Blending music and story is a special joy for Susan, whose performances often incorporate music, either through song or with the accompaniment of another storyteller/musician. She has collaborated on an evening of stories from A Thousand Nights and a Night, which included a belly dancer to set the scenes. When Paul Court began sharing songs from The Donnelly Project, Susan saw immediately how stories could connect with them to create a strong and fascinating presentation of the century-old debates surrounding the Biddulph massacres.
Susan's storytelling style is welcoming and compelling, and she builds on a strong connection with the audience to carry the tales she shares.
Paul Court
Paul court is a singer/songwriter in Orillia, Ontario. He is a founding member and past Treasurer of the Orillia Folk Society, which runs a monthly concert series featuring Canadian roots performers, a weekly song circle and various cooperative events with the Mariposa Folk Festival, local arts groups and other community organizations. He is also the co-founder and organizer of the Barrie and District Association of Singer/Songwriters, a monthly writers’ group.
Paul teaches songwriting at Mariposa ArtsU, folk festival workshops and through classes with Orillia Parks and Recreation and Stellula Music in the Schools, and leads an annual DIY Getaway for 35 musicians and writers at Wildfire Outdoor Education Centre, Wyevale, ON.
Paul’s performances, like his songs, are charged with emotion and infused with the joy of sharing his music. He writes mostly personal songs, considering his music to be gifts for specific people, or for his listeners in general. In the last few years, however, Paul has found himself as a teller of stories in song, beginning with an arduous journey writing a song for his late father, imaging the latter’s lonely ocean crossing in February 1929 at the age of fourteen. The resulting song, Orphan Ship, is a tour de force of musical emotion.

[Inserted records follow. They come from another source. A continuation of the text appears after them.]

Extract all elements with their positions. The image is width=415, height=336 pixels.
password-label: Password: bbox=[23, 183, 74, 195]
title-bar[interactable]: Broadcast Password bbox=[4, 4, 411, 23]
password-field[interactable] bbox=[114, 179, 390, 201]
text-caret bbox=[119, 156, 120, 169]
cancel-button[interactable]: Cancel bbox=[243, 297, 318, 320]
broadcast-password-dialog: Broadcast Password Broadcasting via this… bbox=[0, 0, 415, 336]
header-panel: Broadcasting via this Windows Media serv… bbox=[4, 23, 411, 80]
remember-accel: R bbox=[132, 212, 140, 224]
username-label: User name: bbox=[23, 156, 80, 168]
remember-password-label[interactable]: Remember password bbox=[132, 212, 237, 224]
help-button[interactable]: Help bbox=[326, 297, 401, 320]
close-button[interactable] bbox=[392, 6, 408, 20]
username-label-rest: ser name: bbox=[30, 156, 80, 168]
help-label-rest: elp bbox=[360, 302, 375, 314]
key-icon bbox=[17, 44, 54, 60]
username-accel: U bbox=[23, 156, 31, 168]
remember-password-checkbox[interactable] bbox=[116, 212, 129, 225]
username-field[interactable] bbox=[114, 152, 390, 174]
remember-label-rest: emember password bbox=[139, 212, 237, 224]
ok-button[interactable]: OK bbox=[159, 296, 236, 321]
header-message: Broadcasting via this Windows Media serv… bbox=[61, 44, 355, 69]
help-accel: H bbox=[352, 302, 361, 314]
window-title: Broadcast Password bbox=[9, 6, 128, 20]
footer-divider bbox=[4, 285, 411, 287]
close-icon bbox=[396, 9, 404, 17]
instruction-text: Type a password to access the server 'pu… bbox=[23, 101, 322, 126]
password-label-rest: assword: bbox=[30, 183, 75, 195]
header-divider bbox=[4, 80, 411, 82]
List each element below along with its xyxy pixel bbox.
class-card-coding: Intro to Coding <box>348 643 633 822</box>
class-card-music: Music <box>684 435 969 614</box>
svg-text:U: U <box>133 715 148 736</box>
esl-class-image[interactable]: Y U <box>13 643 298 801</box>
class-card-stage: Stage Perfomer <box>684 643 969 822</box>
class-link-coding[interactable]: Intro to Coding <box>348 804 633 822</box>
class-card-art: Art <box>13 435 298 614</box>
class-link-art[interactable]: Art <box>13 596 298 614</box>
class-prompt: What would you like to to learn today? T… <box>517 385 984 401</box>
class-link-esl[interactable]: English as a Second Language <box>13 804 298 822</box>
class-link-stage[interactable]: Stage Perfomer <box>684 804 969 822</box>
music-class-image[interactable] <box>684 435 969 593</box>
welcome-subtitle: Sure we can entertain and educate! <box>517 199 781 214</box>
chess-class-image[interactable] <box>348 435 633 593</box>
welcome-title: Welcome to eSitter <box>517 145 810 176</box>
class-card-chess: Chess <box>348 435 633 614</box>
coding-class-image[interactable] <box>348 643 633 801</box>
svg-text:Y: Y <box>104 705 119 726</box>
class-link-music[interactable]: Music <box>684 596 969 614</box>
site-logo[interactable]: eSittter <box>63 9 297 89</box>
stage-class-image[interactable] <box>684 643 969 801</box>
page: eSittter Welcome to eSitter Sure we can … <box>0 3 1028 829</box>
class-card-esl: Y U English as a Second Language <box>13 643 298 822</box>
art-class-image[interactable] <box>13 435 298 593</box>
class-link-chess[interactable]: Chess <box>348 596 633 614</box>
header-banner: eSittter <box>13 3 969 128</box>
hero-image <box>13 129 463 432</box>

Parallel to Paul’s newfound skill in telling stories was a growing obsession with the tales of the Donnellys of Lucan. Circumstances, such as the gifts of a mountain dulcimer and the Ray Fazakas book The Donnelly Album, the fact that among his friends were a passionate storyteller, a brilliant recording engineer, a gifted cellist and women singers who could masterfully take on the female characters’ voices, combined to make the Donnelly Project a reality, as a live show and then as the cd, Blood and Fire.